Karena masing-masing manusia memiliki kodratnya sendiri, perbedaan antara laki-laki dan perempuan tidak dapat disangkal, dan Al-Quran mengingatkan, "Dan janganlah kamu iri terhadap apa yang dikaruniakan Allah kepada sebagian kamu lebih banyak dari apa yang dikaruniakan Allah kepada yang lain." Anatomi dan kebiasaan wanita berbeda dari yang diciptakan oleh Allah. Allah SWT memberi kaum pria kelebihan fisik dan mental daripada kaum wanita, sehingga adil bagi kaum laki-laki untuk menjadi pemimpin atas kaum wanita, seperti yang disebutkan dalam Al-Quran dalam surat An-Nisa ayat 3.
Allah Subhanahu Wa Ta'ala berfirman:
وَاِ نْ خِفْتُمْ اَ لَّا تُقْسِطُوْا فِى الْيَتٰمٰى فَا نْكِحُوْا مَا طَا بَ لَـكُمْ مِّنَ النِّسَآءِ مَثْنٰى وَثُلٰثَ وَرُبٰعَ ۚ فَاِ نْ خِفْتُمْ اَ لَّا تَعْدِلُوْا فَوَا حِدَةً اَوْ مَا مَلَـكَتْ اَيْمَا نُكُمْ ۗ ذٰلِكَ اَدْنٰۤى اَلَّا تَعُوْلُوْا
"Dan jika kamu khawatir tidak akan mampu berlaku adil terhadap (hak-hak) perempuan yatim (bilamana kamu menikahinya), maka nikahilah perempuan (lain) yang kamu senangi: dua, tiga, atau empat. Tetapi jika kamu khawatir tidak akan mampu berlaku adil, maka (nikahilah) seorang saja atau hamba sahaya perempuan yang kamu miliki. Yang demikian itu lebih dekat agar kamu tidak berbuat zalim." (QS. An-Nisa' 4: Ayat 3)
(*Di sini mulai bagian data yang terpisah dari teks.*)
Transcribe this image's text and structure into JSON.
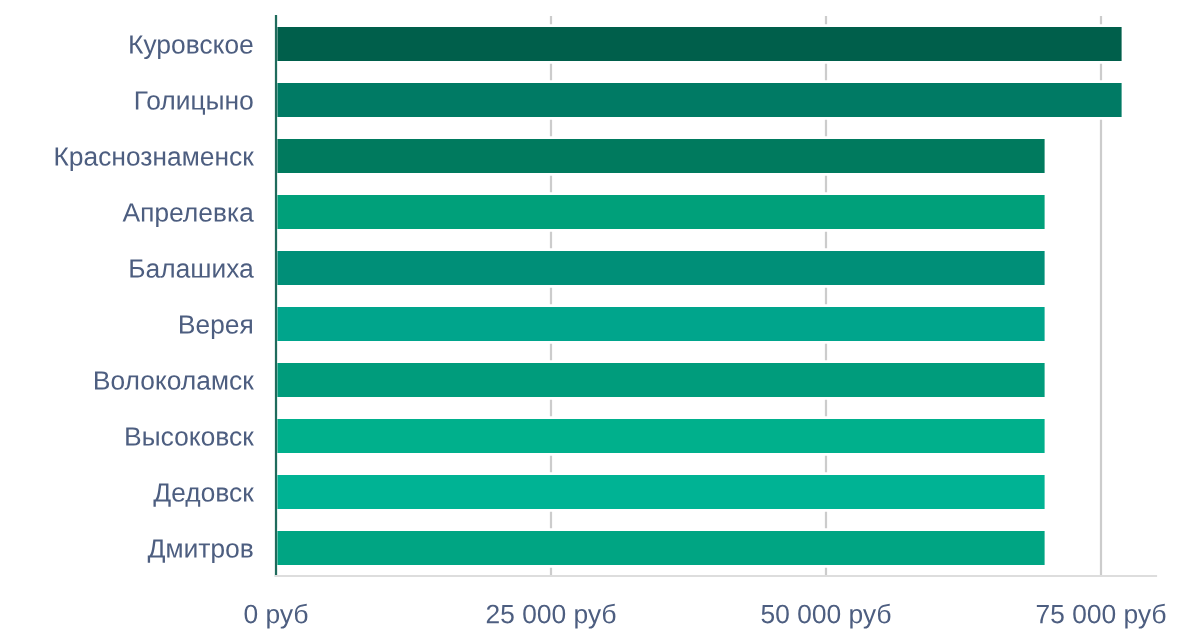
{
  "chart_data": {
    "type": "bar",
    "orientation": "horizontal",
    "categories": [
      "Куровское",
      "Голицыно",
      "Краснознаменск",
      "Апрелевка",
      "Балашиха",
      "Верея",
      "Волоколамск",
      "Высоковск",
      "Дедовск",
      "Дмитров"
    ],
    "values": [
      77000,
      77000,
      70000,
      70000,
      70000,
      70000,
      70000,
      70000,
      70000,
      70000
    ],
    "colors": [
      "#005f4b",
      "#007a64",
      "#007a5e",
      "#00a07a",
      "#008f78",
      "#00a58c",
      "#009c7c",
      "#00b08c",
      "#00b394",
      "#00a583"
    ],
    "xlim": [
      0,
      80000
    ],
    "xticks": [
      {
        "value": 0,
        "label": "0 руб"
      },
      {
        "value": 25000,
        "label": "25 000 руб"
      },
      {
        "value": 50000,
        "label": "50 000 руб"
      },
      {
        "value": 75000,
        "label": "75 000 руб"
      }
    ],
    "grid": "x",
    "legend": false
  }
}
"Islam menetapkan masing-masing dari suami istri itu memiliki kewajiban khusus agar keduanya menjalankan perannya hingga sempurnalah bangunan masyarakat di dalam dan di luar rumah," kata Asy Syaikh Ibnu Baaz. Jadi, suami harus mencari nafkah dan istri harus mendidik anak.
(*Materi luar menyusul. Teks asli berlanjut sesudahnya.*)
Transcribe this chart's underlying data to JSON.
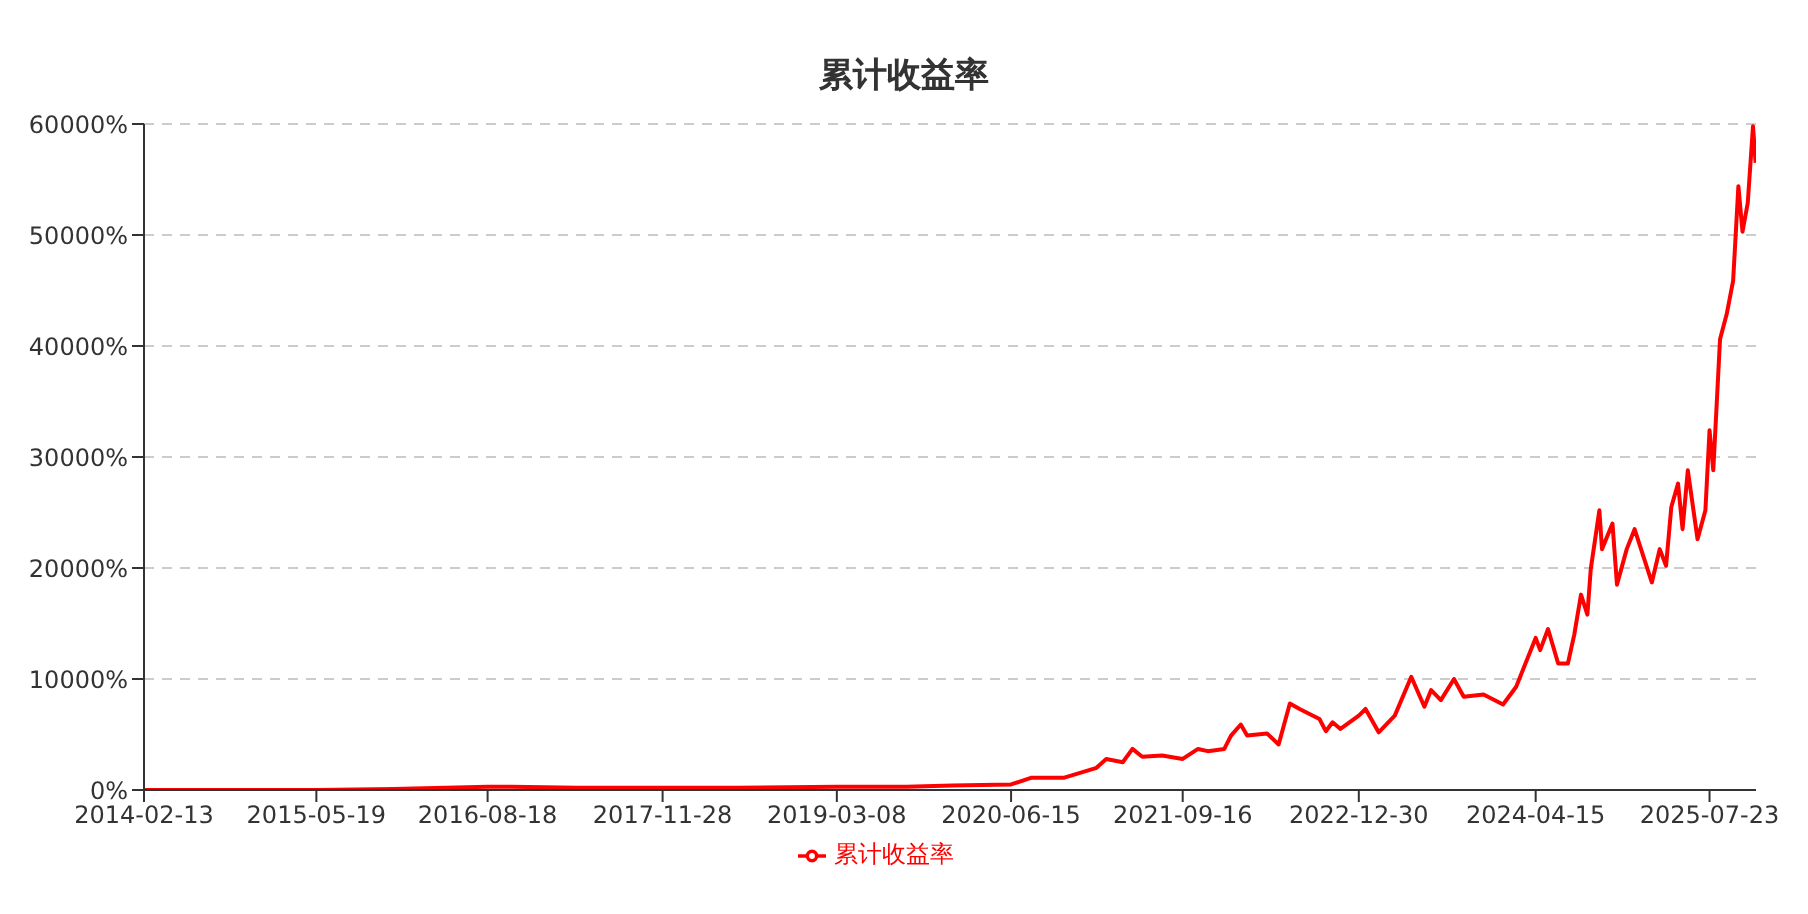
{
  "chart_data": {
    "type": "line",
    "title": "累计收益率",
    "x": [
      "2014-02-13",
      "2014-08-15",
      "2015-05-19",
      "2015-12-10",
      "2016-08-18",
      "2016-10-20",
      "2017-04-15",
      "2017-11-28",
      "2018-06-15",
      "2019-03-08",
      "2019-09-10",
      "2020-01-10",
      "2020-06-15",
      "2020-08-07",
      "2020-11-02",
      "2021-01-29",
      "2021-02-24",
      "2021-04-09",
      "2021-05-05",
      "2021-05-31",
      "2021-07-23",
      "2021-09-16",
      "2021-10-27",
      "2021-11-22",
      "2022-01-05",
      "2022-01-23",
      "2022-02-18",
      "2022-03-07",
      "2022-04-29",
      "2022-05-30",
      "2022-06-29",
      "2022-07-25",
      "2022-09-16",
      "2022-10-03",
      "2022-10-21",
      "2022-11-11",
      "2022-12-30",
      "2023-01-17",
      "2023-02-21",
      "2023-04-05",
      "2023-05-19",
      "2023-06-23",
      "2023-07-11",
      "2023-08-06",
      "2023-09-10",
      "2023-10-06",
      "2023-11-28",
      "2024-01-19",
      "2024-02-23",
      "2024-04-15",
      "2024-04-27",
      "2024-05-18",
      "2024-06-14",
      "2024-07-10",
      "2024-07-27",
      "2024-08-14",
      "2024-08-31",
      "2024-09-09",
      "2024-10-02",
      "2024-10-09",
      "2024-11-06",
      "2024-11-18",
      "2024-12-14",
      "2025-01-04",
      "2025-01-27",
      "2025-02-19",
      "2025-03-12",
      "2025-03-29",
      "2025-04-12",
      "2025-04-30",
      "2025-05-12",
      "2025-05-26",
      "2025-06-21",
      "2025-07-12",
      "2025-07-23",
      "2025-08-02",
      "2025-08-20",
      "2025-09-07",
      "2025-09-24",
      "2025-10-08",
      "2025-10-19",
      "2025-11-02",
      "2025-11-16",
      "2025-11-23"
    ],
    "series": [
      {
        "name": "累计收益率",
        "color": "#ff0000",
        "values": [
          0,
          0,
          0,
          100,
          300,
          300,
          200,
          200,
          200,
          300,
          300,
          400,
          500,
          1100,
          1100,
          2000,
          2800,
          2500,
          3700,
          3000,
          3100,
          2800,
          3700,
          3500,
          3700,
          4900,
          5900,
          4900,
          5100,
          4100,
          7800,
          7300,
          6400,
          5300,
          6100,
          5500,
          6700,
          7300,
          5200,
          6700,
          10200,
          7500,
          9000,
          8100,
          10000,
          8400,
          8600,
          7700,
          9300,
          13700,
          12600,
          14500,
          11400,
          11400,
          14000,
          17600,
          15800,
          19900,
          25200,
          21700,
          24000,
          18500,
          21700,
          23500,
          21100,
          18700,
          21700,
          20200,
          25500,
          27600,
          23500,
          28800,
          22600,
          25200,
          32400,
          28800,
          40600,
          42900,
          45900,
          54400,
          50300,
          52900,
          59800,
          56500
        ]
      }
    ],
    "xlim": [
      "2014-02-13",
      "2025-11-24"
    ],
    "xticks": [
      "2014-02-13",
      "2015-05-19",
      "2016-08-18",
      "2017-11-28",
      "2019-03-08",
      "2020-06-15",
      "2021-09-16",
      "2022-12-30",
      "2024-04-15",
      "2025-07-23"
    ],
    "ylim": [
      0,
      60000
    ],
    "yticks": [
      {
        "value": 0,
        "label": "0%"
      },
      {
        "value": 10000,
        "label": "10000%"
      },
      {
        "value": 20000,
        "label": "20000%"
      },
      {
        "value": 30000,
        "label": "30000%"
      },
      {
        "value": 40000,
        "label": "40000%"
      },
      {
        "value": 50000,
        "label": "50000%"
      },
      {
        "value": 60000,
        "label": "60000%"
      }
    ],
    "grid": "y",
    "legend": "bottom",
    "line_style": "solid"
  }
}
Berikut yang berkaitan dengan kesetaraan gender:
إِنَّمَا النِّسَاءُ شَقَائِقُ الرِّجَالِ
"Sesungguhnya wanita itu saudara kandung laki-laki." (HR. Abu Dawud, no. 236, dan Ibnu Majah, no. 1850)
Hadits ini menegaskan kesetaraan antara laki-laki dan perempuan dalam Islam, bahwa keduanya adalah saudara yang sejajar dan memiliki hak serta kewajiban yang serupa dalam berbagai aspek kehidupan.Hadits ini mengandung makna yang sangat dalam, yang menegaskan bahwa dalam pandangan Islam, perempuan dan laki-laki bukanlah makhluk yang berbeda derajatnya, melainkan memiliki kedudukan yang sejajar dalam banyak hal. Konsep ini sangat relevan dengan prinsip kesetaraan yang diajarkan dalam Islam, yang mencakup berbagai aspek kehidupan, seperti hak-hak sosial, ekonomi, dan keluarga.
Kesetaraan gender dalam penciptaan dalam Islam, laki-laki dan perempuan diciptakan oleh Allah dengan tujuan yang sama, yakni untuk menjadi hamba-Nya yang beribadah dan mengelola bumi. Dalam Al-Qur'an, Allah berfirman,
وَمَا خَلَقْتُ الْجِنَّ وَا لْاِ نْسَ اِلَّا لِيَعْبُدُوْنِ
"Dan Aku tidak menciptakan jin dan manusia melainkan agar mereka beribadah kepada-Ku." (QS. Adz-Dzariyat: 56).
Ini menunjukkan bahwa tujuan hidup keduanya adalah sama, yaitu untuk menjalani kehidupan sesuai dengan ajaran Allah.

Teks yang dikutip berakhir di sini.